While the Chinese were still hammering at the front gate, the Japanese and reformers crept quietly around by the back wall towards the Legation. The people in the building, hearing this mass of men approach in the dark, unlit street, thought that they were the enemy, and opened fire on them. A Japanese sergeant and an interpreter were shot down on either side of General So. Not until a bugle was sounded did the Japanese inside the building recognize their friends. The party staggered in behind the barricades worn out. So, who had not closed his eyes for four days, dropped to the ground exhausted and slept.
He did not awake until the next afternoon. He heard a voice calling him, and started up to find that the Japanese were already leaving. They had resolved to fight their way to the sea. “I do not know who it was called me,” said So, afterwards. “Certainly it was none of the men in the Legation. I sometimes believe that it must have been a voice from the other world.” Had he wakened five minutes later, the mob would have caught him and torn him to bits.

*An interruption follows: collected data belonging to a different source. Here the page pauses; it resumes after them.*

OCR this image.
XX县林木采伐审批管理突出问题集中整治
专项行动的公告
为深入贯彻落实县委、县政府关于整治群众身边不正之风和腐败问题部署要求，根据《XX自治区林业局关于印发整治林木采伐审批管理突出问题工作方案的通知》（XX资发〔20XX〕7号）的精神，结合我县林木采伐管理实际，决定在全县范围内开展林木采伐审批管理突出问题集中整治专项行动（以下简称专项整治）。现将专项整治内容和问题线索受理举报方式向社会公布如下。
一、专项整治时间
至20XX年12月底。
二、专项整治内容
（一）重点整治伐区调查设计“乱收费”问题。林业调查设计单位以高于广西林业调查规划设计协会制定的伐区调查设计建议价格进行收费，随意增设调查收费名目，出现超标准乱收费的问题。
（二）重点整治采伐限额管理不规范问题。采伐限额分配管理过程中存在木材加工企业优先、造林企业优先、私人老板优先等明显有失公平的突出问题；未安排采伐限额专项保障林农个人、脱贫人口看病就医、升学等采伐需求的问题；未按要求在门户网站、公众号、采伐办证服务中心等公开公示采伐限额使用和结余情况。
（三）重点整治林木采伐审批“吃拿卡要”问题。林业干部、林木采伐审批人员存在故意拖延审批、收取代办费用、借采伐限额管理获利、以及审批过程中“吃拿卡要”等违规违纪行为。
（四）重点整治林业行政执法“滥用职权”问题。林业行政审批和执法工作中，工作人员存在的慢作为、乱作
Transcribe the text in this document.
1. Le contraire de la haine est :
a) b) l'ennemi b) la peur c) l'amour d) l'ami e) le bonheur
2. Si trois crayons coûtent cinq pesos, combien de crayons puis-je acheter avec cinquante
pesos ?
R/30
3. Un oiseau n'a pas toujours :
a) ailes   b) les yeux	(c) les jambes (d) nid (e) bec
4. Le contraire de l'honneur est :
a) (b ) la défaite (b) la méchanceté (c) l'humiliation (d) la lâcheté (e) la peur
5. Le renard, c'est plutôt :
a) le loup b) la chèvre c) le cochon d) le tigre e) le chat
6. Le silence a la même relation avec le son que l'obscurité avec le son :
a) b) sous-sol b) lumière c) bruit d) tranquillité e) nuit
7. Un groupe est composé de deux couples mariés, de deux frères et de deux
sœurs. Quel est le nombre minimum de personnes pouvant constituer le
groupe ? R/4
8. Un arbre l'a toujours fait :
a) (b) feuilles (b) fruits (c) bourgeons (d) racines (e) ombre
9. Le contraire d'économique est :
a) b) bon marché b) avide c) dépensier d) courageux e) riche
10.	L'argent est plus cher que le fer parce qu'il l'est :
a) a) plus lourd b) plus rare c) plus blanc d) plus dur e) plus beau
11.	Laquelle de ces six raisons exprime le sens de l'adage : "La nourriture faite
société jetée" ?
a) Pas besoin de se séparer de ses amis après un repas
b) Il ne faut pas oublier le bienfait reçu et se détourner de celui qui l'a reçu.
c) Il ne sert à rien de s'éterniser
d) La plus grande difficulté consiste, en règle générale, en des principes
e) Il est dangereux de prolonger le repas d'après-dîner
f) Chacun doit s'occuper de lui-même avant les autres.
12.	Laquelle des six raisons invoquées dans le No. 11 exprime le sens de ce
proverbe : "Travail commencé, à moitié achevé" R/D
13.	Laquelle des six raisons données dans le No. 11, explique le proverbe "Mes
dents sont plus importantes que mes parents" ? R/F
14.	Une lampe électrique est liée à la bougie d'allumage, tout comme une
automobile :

The Japanese blew up a mine, and, with women and children in the centre, flung themselves into the maelstrom of the howling mob. The people of Seoul were ready for them. They had already burned the houses of the Progressive statesmen, Kim, Pak, So and Hong. They tried, time after time, to rush the Japanese circle. The escaping party marched all through the night, fighting as it marched. At one point it had to pass near a Chinese camp. A cannon opened fire on it. At Chemulpo, the coast port twenty-seven miles from Seoul, it found a small Japanese mail steamer, the Chidose Maru. The Koreans who had escaped with the party were hidden. Before the Chidose could sail a deputation from the King arrived, disclaiming all enmity against the Japanese, but demanding the surrender of the Koreans. Takezoi seemed to hesitate, and the reformers feared for the moment that he was about to surrender them. But the pockmarked captain of the Chidose drove the deputation from the side of his ship, in none too friendly fashion, and steamed away.
The reformers landed in Japan, expecting that they would be received like heroes, and that they would return with a strong army to fight the Chinese. They did not realize that the revolutionist who fails must look for no sympathy or aid.